This guide shows you how to resolve common issues that arise when transferring data to GKE clusters by using GKE Volume Populator. It guides you through debugging the problems related to the creation of PersistentVolumeClaim (PVC) and PersistentVolume (PV) creation, disk performance, and data transfer Job execution.
Inspect temporary Kubernetes resources
Here's how GKE Volume Populator uses temporary resources:
- A temporary PVC is created in the
gke-managed-volumepopulator
namespace. - For each zone involved in the transfer, a transfer Job, PVs, and PVCs are created in your PVC's namespace.
- After the data transfer is done, GKE Volume Populator automatically removes all these temporary resources.
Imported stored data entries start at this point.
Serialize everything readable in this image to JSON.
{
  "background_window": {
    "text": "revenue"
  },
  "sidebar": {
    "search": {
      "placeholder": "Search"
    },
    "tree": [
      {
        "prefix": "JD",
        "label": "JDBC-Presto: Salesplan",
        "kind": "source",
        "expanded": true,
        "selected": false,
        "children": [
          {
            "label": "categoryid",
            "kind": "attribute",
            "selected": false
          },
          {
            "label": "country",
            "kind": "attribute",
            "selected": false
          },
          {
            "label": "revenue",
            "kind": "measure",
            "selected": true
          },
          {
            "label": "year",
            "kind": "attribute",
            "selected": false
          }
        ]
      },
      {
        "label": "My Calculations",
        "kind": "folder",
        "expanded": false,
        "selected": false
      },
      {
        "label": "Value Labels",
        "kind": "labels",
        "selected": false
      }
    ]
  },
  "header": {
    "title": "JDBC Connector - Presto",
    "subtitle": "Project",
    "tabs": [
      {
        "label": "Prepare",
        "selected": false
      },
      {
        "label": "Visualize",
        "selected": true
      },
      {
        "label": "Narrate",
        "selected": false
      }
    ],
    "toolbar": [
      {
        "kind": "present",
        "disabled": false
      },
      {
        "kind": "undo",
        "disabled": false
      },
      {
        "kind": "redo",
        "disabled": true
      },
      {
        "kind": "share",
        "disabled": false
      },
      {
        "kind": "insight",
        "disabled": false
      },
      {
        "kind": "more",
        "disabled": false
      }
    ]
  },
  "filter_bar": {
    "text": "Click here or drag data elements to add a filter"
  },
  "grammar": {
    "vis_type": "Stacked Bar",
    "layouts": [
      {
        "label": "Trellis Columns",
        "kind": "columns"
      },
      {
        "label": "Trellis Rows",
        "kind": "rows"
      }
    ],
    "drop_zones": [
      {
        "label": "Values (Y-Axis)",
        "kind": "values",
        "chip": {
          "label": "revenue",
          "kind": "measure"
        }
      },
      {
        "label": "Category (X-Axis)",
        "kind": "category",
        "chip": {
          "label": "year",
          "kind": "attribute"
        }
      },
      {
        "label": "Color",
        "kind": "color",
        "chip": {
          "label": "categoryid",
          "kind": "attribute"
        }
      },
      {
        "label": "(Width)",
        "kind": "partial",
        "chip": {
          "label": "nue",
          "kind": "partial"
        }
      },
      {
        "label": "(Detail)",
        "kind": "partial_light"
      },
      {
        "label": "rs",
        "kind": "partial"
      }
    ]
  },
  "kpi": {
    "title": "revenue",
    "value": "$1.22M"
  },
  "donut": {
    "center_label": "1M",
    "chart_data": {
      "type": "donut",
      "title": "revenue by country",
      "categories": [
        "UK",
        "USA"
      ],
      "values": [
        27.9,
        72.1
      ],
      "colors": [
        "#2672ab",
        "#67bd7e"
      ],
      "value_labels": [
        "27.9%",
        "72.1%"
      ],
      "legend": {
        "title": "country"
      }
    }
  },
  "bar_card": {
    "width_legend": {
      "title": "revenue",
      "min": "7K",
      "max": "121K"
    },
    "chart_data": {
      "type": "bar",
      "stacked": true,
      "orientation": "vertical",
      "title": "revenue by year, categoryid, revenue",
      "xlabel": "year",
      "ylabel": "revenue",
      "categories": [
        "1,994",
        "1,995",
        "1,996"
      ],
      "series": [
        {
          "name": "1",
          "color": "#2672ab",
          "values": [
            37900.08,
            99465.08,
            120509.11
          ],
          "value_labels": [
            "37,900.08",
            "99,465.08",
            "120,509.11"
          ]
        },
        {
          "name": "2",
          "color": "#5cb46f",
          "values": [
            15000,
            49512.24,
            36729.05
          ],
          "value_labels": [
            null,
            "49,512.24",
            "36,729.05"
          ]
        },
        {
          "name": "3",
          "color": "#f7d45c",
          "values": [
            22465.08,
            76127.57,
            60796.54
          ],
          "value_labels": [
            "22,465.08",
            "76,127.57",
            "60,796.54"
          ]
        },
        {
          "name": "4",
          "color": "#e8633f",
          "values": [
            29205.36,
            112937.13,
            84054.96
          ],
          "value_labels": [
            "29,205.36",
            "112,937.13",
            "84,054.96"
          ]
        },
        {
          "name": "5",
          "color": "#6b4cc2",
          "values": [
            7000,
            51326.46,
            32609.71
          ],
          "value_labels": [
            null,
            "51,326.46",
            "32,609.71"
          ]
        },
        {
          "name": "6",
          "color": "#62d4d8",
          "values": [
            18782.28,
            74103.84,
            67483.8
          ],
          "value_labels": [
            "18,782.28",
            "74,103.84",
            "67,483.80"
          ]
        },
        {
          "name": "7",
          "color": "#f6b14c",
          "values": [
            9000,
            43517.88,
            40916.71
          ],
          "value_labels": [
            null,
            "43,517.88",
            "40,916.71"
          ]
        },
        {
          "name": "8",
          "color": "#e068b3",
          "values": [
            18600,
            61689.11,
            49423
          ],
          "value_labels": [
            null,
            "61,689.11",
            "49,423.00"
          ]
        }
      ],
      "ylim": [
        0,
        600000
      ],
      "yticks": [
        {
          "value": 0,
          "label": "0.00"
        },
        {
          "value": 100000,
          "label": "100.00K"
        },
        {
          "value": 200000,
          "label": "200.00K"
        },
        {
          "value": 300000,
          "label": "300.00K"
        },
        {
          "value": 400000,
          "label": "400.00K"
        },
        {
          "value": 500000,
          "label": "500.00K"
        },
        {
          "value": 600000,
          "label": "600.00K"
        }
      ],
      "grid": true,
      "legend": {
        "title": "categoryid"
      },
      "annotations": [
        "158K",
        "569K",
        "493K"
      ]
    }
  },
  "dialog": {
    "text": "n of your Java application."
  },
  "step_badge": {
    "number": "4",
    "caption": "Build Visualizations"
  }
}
To inspect the temporary resources, follow these steps:
Store the environment variables:
export PVC_NAME=PVC_NAME export NAMESPACE=NAMESPACE
Replace the following values:
PVC_NAME
: the name of yourPersistentVolumeClaim
resource.NAMESPACE
: the namespace where your workloads run.
Check the status:
export PVC_UID=$(kubectl get pvc ${PVC_NAME} -n ${NAMESPACE} -o jsonpath='{.metadata.uid}') export TEMP_PVC=prime-${PVC_UID} echo ${TEMP_PVC}
Inspect the temporary PVC in the
gke-managed-volumepopulator
namespace:kubectl describe pvc ${TEMP_PVC} -n gke-managed-volumepopulator
Get the names of the temporary PVCs in your namespace:
export TEMP_PVC_LIST=($(kubectl get pvc -n "$NAMESPACE" -o json | grep -Eo "\"name\":\s*\"$TEMP_PVC[^\"]*\"" | awk -F'"' '{print $4}')) for pvc in "${TEMP_PVC_LIST[@]}"; do echo "$pvc" done
Inspect the temporary PVCs:
kubectl describe pvc "${TEMP_PVC_LIST[0]}" -n $NAMESPACE
GKE Volume Populator creates a transfer Job in each zone (one in case of a single zone Hyperdisk ML volume and multiple in case of multi-zone Hyperdisk ML volumes). Get the transfer Job name by using the following command:
export TRANSFER_JOB=$(kubectl get pvc "${TEMP_PVC_LIST[0]}" -n "$NAMESPACE" -o "jsonpath={.metadata.annotations['volume-populator\.datalayer\.gke\.io/pd-transfer-requestid']}") echo $TRANSFER_JOB
Inspect the transfer Job:
kubectl describe job $TRANSFER_JOB -n $NAMESPACE
Get the Pod name from the transfer Job:
export TRANSFER_POD=$(kubectl get pods -n "$NAMESPACE" -l "job-name=$TRANSFER_JOB" -o jsonpath='{.items[0].metadata.name}') echo $TRANSFER_POD
Inspect the Pod:
kubectl describe pod $TRANSFER_POD -n $NAMESPACE
If you create a PVC across multiple zones, the GKE Volume Populator creates distinct temporary PVCs and the transfer Job resources for each specified zone. To inspect the resources for every zone involved in the transfer, replace the
0
of the index forTEMP_PVC_LIST
with other numbers.
Check if Workload Identity Federation is enabled
Workload Identity Federation allows transfer pods to securely access Google Cloud services. If the transfer Pods are unable to authenticate to Google Cloud, verify that Workload Identity Federation for GKE is enabled on your cluster.
To check if the
workloadIdentityConfig
is enabled on your cluster, run the following command:gcloud container clusters describe CLUSTER_NAME --location=LOCATION \ --project=PROJECT_ID \ --format="value(workloadIdentityConfig)"
Replace the following:
CLUSTER_NAME
: the name of your cluster.LOCATION
: the compute region or zone of your cluster.PROJECT_ID
: your Google Cloud project ID.
Look for the following output in the command:
PROJECT_ID.svc.id.goog
If
workloadIdentityConfig
is missing from the output, enable Workload Identity Federation for GKE.
Invalid transfer path
If you encounter an error similar to the following, the transfer path specified on the GCPDatasource
resource is incorrect, and the transfer will fail.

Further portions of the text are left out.